According to a brief history printed on one of the walls at Ecco, archaeologists have discovered evidence that pizza-like food was being eaten centuries before the birth of Christ.
Soldiers from the Persian empire apparently used their shields as a base to bake a kind of flat bread topped with cheese and dates as early as 6BC.
But it wasn’t until the 16th century that the term ‘pizza’ was used to describe a similar dish.
Anyone from Naples would tell you that the Italian city was the birthplace of the food we now know as pizza.
While many have tried to reinvent the wheel in the last 100 years, purists argue that true pizza has its roots in cooking techniques dating back long before the advent of multi-national restaurant chains.
The chefs at Ecco are purists.
You won’t find crusts stuffed with cheese here; no deep-pan options anywhere on the menu.
Authentic pizza using top-quality ingredients baked in a traditional wood-fired oven is the simple ethos. After all, why try to fix something that was never broken to start with?
The simplicity of the approach extends to the design of the interior. The restaurant is a little more spacious than it looks from the outside, allowing room for a good number of wooden tables and chairs, banquette seating along one wall and the open kitchen.
As well as the pizza history lesson, the walls are lined with framed statements reiterating the commitment to the Ecco ideology.
Other than pizzas, diners can select chicken in a variety of guises if they wish, though why you’d make that decision is beyond me.

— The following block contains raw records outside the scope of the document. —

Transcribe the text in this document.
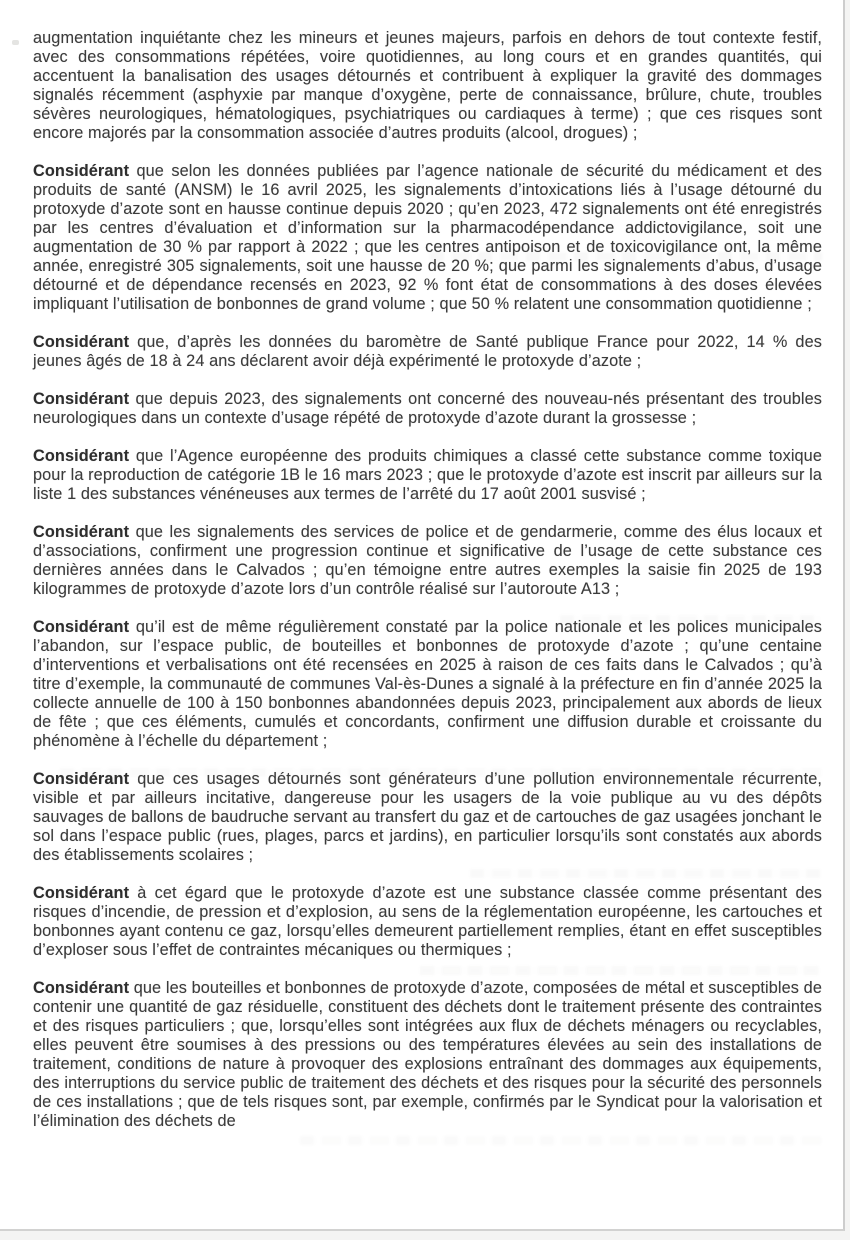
augmentation inquiétante chez les mineurs et jeunes majeurs, parfois en dehors de tout contexte festif, avec des consommations répétées, voire quotidiennes, au long cours et en grandes quantités, qui accentuent la banalisation des usages détournés et contribuent à expliquer la gravité des dommages signalés récemment (asphyxie par manque d’oxygène, perte de connaissance, brûlure, chute, troubles sévères neurologiques, hématologiques, psychiatriques ou cardiaques à terme) ; que ces risques sont encore majorés par la consommation associée d’autres produits (alcool, drogues) ;

Considérant que selon les données publiées par l’agence nationale de sécurité du médicament et des produits de santé (ANSM) le 16 avril 2025, les signalements d’intoxications liés à l’usage détourné du protoxyde d’azote sont en hausse continue depuis 2020 ; qu’en 2023, 472 signalements ont été enregistrés par les centres d’évaluation et d’information sur la pharmacodépendance addictovigilance, soit une augmentation de 30 % par rapport à 2022 ; que les centres antipoison et de toxicovigilance ont, la même année, enregistré 305 signalements, soit une hausse de 20 %; que parmi les signalements d’abus, d’usage détourné et de dépendance recensés en 2023, 92 % font état de consommations à des doses élevées impliquant l’utilisation de bonbonnes de grand volume ; que 50 % relatent une consommation quotidienne ;

Considérant que, d’après les données du baromètre de Santé publique France pour 2022, 14 % des jeunes âgés de 18 à 24 ans déclarent avoir déjà expérimenté le protoxyde d’azote ;

Considérant que depuis 2023, des signalements ont concerné des nouveau-nés présentant des troubles neurologiques dans un contexte d’usage répété de protoxyde d’azote durant la grossesse ;

Considérant que l’Agence européenne des produits chimiques a classé cette substance comme toxique pour la reproduction de catégorie 1B le 16 mars 2023 ; que le protoxyde d’azote est inscrit par ailleurs sur la liste 1 des substances vénéneuses aux termes de l’arrêté du 17 août 2001 susvisé ;

Considérant que les signalements des services de police et de gendarmerie, comme des élus locaux et d’associations, confirment une progression continue et significative de l’usage de cette substance ces dernières années dans le Calvados ; qu’en témoigne entre autres exemples la saisie fin 2025 de 193 kilogrammes de protoxyde d’azote lors d’un contrôle réalisé sur l’autoroute A13 ;

Considérant qu’il est de même régulièrement constaté par la police nationale et les polices municipales l’abandon, sur l’espace public, de bouteilles et bonbonnes de protoxyde d’azote ; qu’une centaine d’interventions et verbalisations ont été recensées en 2025 à raison de ces faits dans le Calvados ; qu’à titre d’exemple, la communauté de communes Val-ès-Dunes a signalé à la préfecture en fin d’année 2025 la collecte annuelle de 100 à 150 bonbonnes abandonnées depuis 2023, principalement aux abords de lieux de fête ; que ces éléments, cumulés et concordants, confirment une diffusion durable et croissante du phénomène à l’échelle du département ;

Considérant que ces usages détournés sont générateurs d’une pollution environnementale récurrente, visible et par ailleurs incitative, dangereuse pour les usagers de la voie publique au vu des dépôts sauvages de ballons de baudruche servant au transfert du gaz et de cartouches de gaz usagées jonchant le sol dans l’espace public (rues, plages, parcs et jardins), en particulier lorsqu’ils sont constatés aux abords des établissements scolaires ;

Considérant à cet égard que le protoxyde d’azote est une substance classée comme présentant des risques d’incendie, de pression et d’explosion, au sens de la réglementation européenne, les cartouches et bonbonnes ayant contenu ce gaz, lorsqu’elles demeurent partiellement remplies, étant en effet susceptibles d’exploser sous l’effet de contraintes mécaniques ou thermiques ;

Considérant que les bouteilles et bonbonnes de protoxyde d’azote, composées de métal et susceptibles de contenir une quantité de gaz résiduelle, constituent des déchets dont le traitement présente des contraintes et des risques particuliers ; que, lorsqu’elles sont intégrées aux flux de déchets ménagers ou recyclables, elles peuvent être soumises à des pressions ou des températures élevées au sein des installations de traitement, conditions de nature à provoquer des explosions entraînant des dommages aux équipements, des interruptions du service public de traitement des déchets et des risques pour la sécurité des personnels de ces installations ; que de tels risques sont, par exemple, confirmés par le Syndicat pour la valorisation et l’élimination des déchets de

The pizzas come as a traditional 12-inch circle, or as a half-metre flat bread which can be covered in two different toppings.
I had the 12-inch pesto pizza, which came with tomatoes, roasted peppers, goats cheese and basil, on a pesto rather than tomato base.
My dining partner’s ‘Ecco’ pizza, on a tomato base, was topped with strips of chicken, peppers and mushrooms.
The toppings on both were very good – the ingredients and their preparation of the highest order – but it is the quality of the pizza bases that make the difference at Ecco.
Cooked in less than 90 seconds, they are wafer thin and slightly elastic in the centre but thicker, blistered and a touch charred around the crust. Perfection.
We also had a mozzarella side salad, which came with huge slabs of wonderfully creamy cheese, tomato and lettuce drizzled with olive oil and pesto.
With a couple of soft drinks the bill came to a little under £25.
There are some very good Italian restaurants in Leeds, serving very good pizza, but we struggled to remember having enjoyed better.
Indeed, according to one Italian Oliver knows, Ecco offers about as close as you’ll get in this city to the real deal.
By going back to basics, the owners have laid the foundations for a successful future.